A splendid situation that reaches it zenith when Kewdingham eventually passes away and a post-mortem examination reveals he had been "bombarded with poisons." In additional to the previous mentioned poisons, Kewdingham also received a fatal dose of arsenic and atropine! But the experts are unable to "assign any priority of action" to any of the poisons. As the expert said, it's like getting "stabbed through the heart and shot through the brain at the same moment."

How this poisonous puzzle is resolved should have placed this book among the (minor) classics of the genre, but Rolls basically walked away from the story and let the reader sort out the mess he created. I'm not even kidding. The last, open-ended chapter and epilogue were supposed to be very clever and ambiguous, but was really nothing more than pretentious laziness. Martin Edwards warned in the introduction that Rolls found it easier "to come up with intriguing and unusual narrative premises" than "to sustain and resolve a complicated plot," but never expected he would simply walk away from an unresolved story – especially when the text provided a solution that would offer both closure and an ambiguous ending.

The book ended with an inquest, trial and acquittal of one of the characters, but should have ended with the conviction and hanging of Dr.
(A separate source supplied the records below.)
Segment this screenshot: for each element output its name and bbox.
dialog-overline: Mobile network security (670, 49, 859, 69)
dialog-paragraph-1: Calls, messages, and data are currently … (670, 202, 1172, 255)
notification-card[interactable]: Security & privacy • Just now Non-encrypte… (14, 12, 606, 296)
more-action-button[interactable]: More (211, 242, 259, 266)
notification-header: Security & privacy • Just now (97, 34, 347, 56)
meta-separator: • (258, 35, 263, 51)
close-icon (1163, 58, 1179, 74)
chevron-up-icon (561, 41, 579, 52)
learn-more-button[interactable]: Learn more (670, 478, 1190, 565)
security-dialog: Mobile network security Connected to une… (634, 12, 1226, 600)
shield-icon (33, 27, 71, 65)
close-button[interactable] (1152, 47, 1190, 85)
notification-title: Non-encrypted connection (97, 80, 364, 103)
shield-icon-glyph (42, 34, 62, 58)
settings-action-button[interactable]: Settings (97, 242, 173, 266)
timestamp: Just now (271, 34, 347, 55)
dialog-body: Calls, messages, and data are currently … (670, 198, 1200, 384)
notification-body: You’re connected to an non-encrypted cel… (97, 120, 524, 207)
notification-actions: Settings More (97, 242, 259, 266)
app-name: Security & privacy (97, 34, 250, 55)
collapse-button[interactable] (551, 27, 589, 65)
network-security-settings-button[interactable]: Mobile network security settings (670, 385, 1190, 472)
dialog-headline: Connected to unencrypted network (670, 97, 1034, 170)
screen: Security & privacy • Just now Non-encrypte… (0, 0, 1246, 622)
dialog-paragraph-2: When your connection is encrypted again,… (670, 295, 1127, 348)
Bagge. There was a tell-tale clue that would be hard to explain in court, namely "falsifying his prescription-book," which would be delayed justice for the undetected (and experimental) murder he had committed in the past. A death only Bagge and the reader knows about.

Finally, the epilogue would have briefly revealed the private thoughts of everyone who had given poison to Kewdingham and left their judgment to the reader. Rolls could have even revealed old Kewdingham as one of the poisoners. One if the few things the old man had to do was pottering about in the small, scrubby garden at the back of the house and could have had something like monk's hood there. He could have intended to poison his daughter-in-law, but his son ended up taking his poison by accident.

So much could have been done with this wonderful and original premise, but the ending reduced this near classic to nothing more than a mere curiosity.

However, this may be my purist streak talking, because everyone else appears to love it. Kate from Cross Examining Crime gave it a near perfect score of 4.5/5 and Norris called it "a minor masterpiece" in his review.